Io credo che una prima risposta sia da ricercare in questo esito paradossale: concludendo il suo ciclo nel tracollo economico-finanziario, il neoliberismo ha potuto far tesoro di due esiti politici vantaggiosi. La crisi ha infatti rese acute due gravi scarsità: la scarsità del lavoro e la scarsità di sicurezza. Quest'ultima in parte connessa alla prima.

Tali scarsità pongono la classe operaia e i ceti popolari in una condizione di grave asimmetria di potere e forniscono ai ceti dominanti rapporti di forza e materia di manipolazione ideologica in grado di offuscare le sconfitte subite sul piano economico. Come sempre, bisogno e paura sono diventati due formidabili armi di potere.

Ma questa è una parte della risposta. Alla fine del '900 si è consumata una inversione storica per tanti versi stupefacente. Come ha osservato Mario Tronti, sino ad alcuni decenni fa, il movimento operaio aveva una dimensione internazionale a fronte di un confinamento nazionale del capitale. Con tutti i suoi limiti, l'insieme dei paesi comunisti era anche questo: un fronte internazionale. Oggi assistiamo a un capovolgimento completo dello scenario.

Il lavoro, sempre meno rappresentato sul versante politico e sindacale, è incatenato sul suo territorio, mentre il capitale scorrazza liberamente per il mondo: una libertà di movimento che è un potere politico inedito contro chi ha perso la sua rappresentanza globale. La capacità di ricatto di Marchionne, che può muoversi liberamente tra USA, Brasile, Polonia, Serbia è, sotto tale profilo, esemplare.
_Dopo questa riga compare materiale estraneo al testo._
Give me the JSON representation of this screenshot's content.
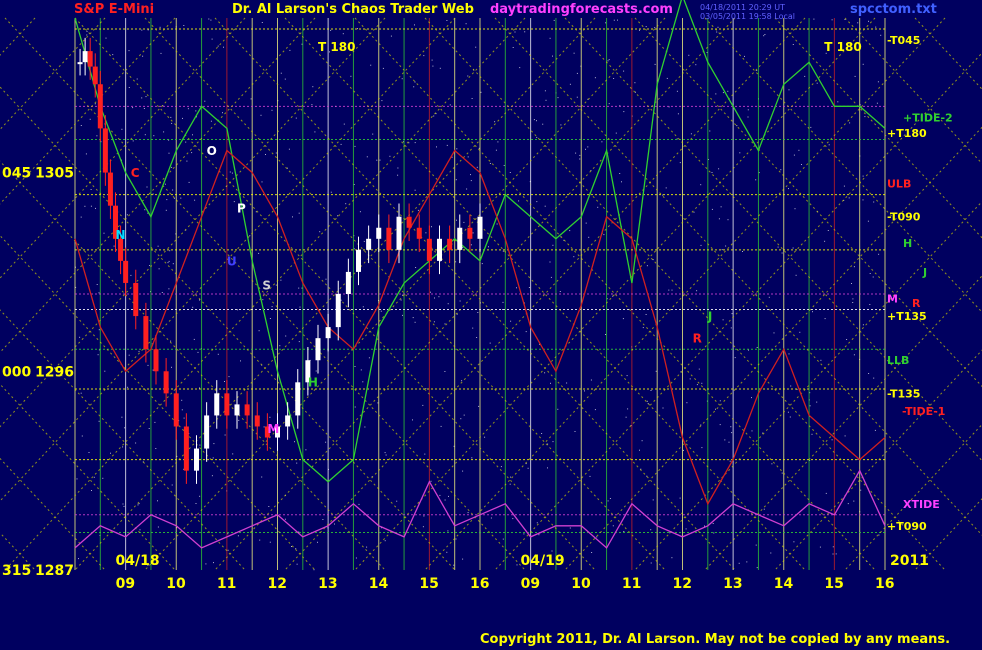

Ma forse il più grande successo politico del neoliberismo - quello che gli consente oggi di avere ancora diritto di parola - è stata la sua presa egemomica sui partiti tradizionali della sinistra e il loro svuotamento come partiti popolari. Vogliamo ricordare quali sono state le parole d'ordine prevalenti – fatte salve le diversità nazionali - dei laburisti britannici, dei socialdemocratici tedeschi, dei socialisti francesi, degli ex-comunisti italiani, in tutti questi anni? Liberalizzazioni, privatizzazioni, flessibilità del lavoro, riduzione dello stato sociale, emarginazione del sindacato, ecc.
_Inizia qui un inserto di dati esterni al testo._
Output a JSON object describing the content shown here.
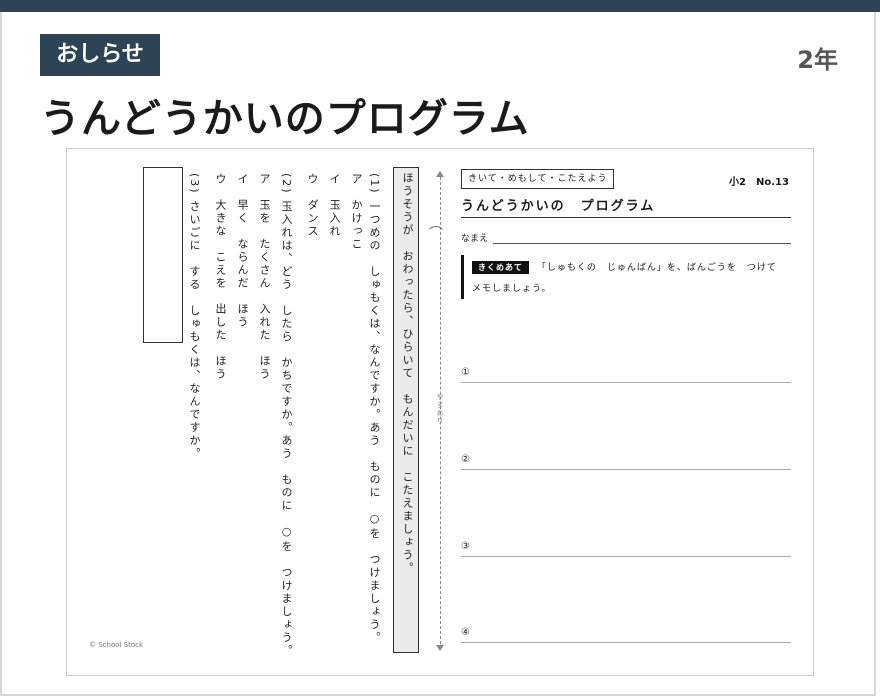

L'idea che la libertà individuale si dovesse far strada come agente dominante di un nuovo progetto di società, regolato dalle logiche dinamiche e vincenti del mercato, è stato il cuore – tutto di marca neoliberista – che ha sostituito il vecchio patrimonio solidarista e internazionalista. Una resa senza condizioni alle ragioni dell'avversario, che, da un punto di vista culturale, si spiega anche con la tradizione marxista e comunque industrialista della sinistra europea.

soldi mano
L'individualismo economicistico su cui il neoliberismo si fondava è apparso ben presto come l'incarnazione di un comportamento sociale non più sostenibile

L'astrale distanza di queste formazioni storiche dal pensiero ecologico contemporaneo, infatti, ha impedito loro di intravedere un nuovo orizzonte solidale e cosmopolita di fronte alla crisi fiscale dello Stato sociale nei paesi industrializzati e al tracollo dell'URSS. Esaurita la spinta riformatrice dei decenni precedenti, ad essi non è rimasta altra strada, se volevano continuare nella promozione della crescita economica, che quella indicata dall'avversario.
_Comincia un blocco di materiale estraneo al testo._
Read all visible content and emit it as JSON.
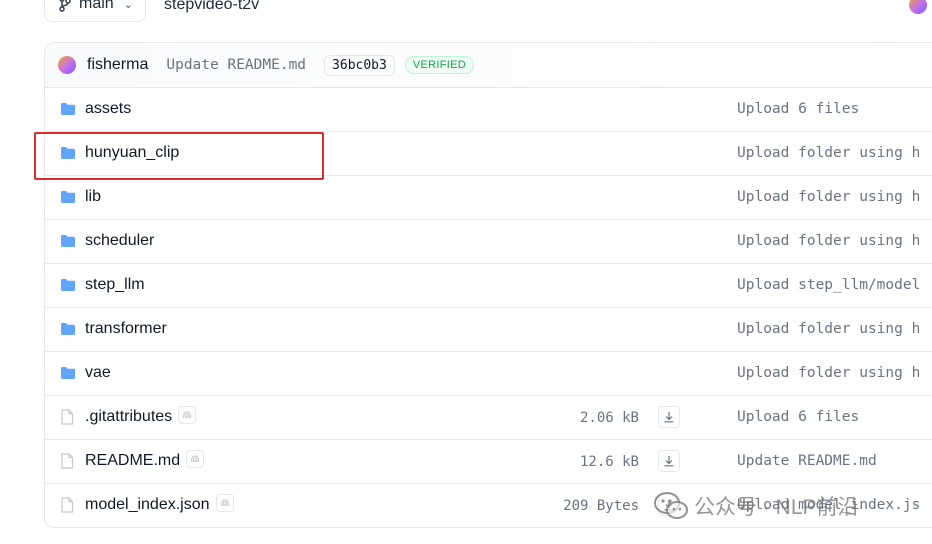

Pur tra esorcizzazioni e camuffamenti, il neoliberismo è stato di fatto accettato come la nuova frontiera da seguire. Ma oggi quella nuova religione della crescita, che apparve negli anni '80 come l 'avanguardia di una nuova stagione di modernizzazione e di avanzamento del mondo intero, si mostra in tutta la sua paradossale e stupefacente antistoricità. Era una retroguardia ottocentesca ed è stata scambiata per il fiore in boccio di una nuova stagione dell'umanità.

L'individualismo economicistico su cui esso si fondava è apparso ben presto come l'incarnazione di un comportamento sociale non più sostenibile, perché generatore, tra l'altro, della più grave minaccia che l'umanità abbia avuto davanti a sé: l'esaurimento delle risorse, il tracollo degli equilibri ambientali, il riscaldamento climatico.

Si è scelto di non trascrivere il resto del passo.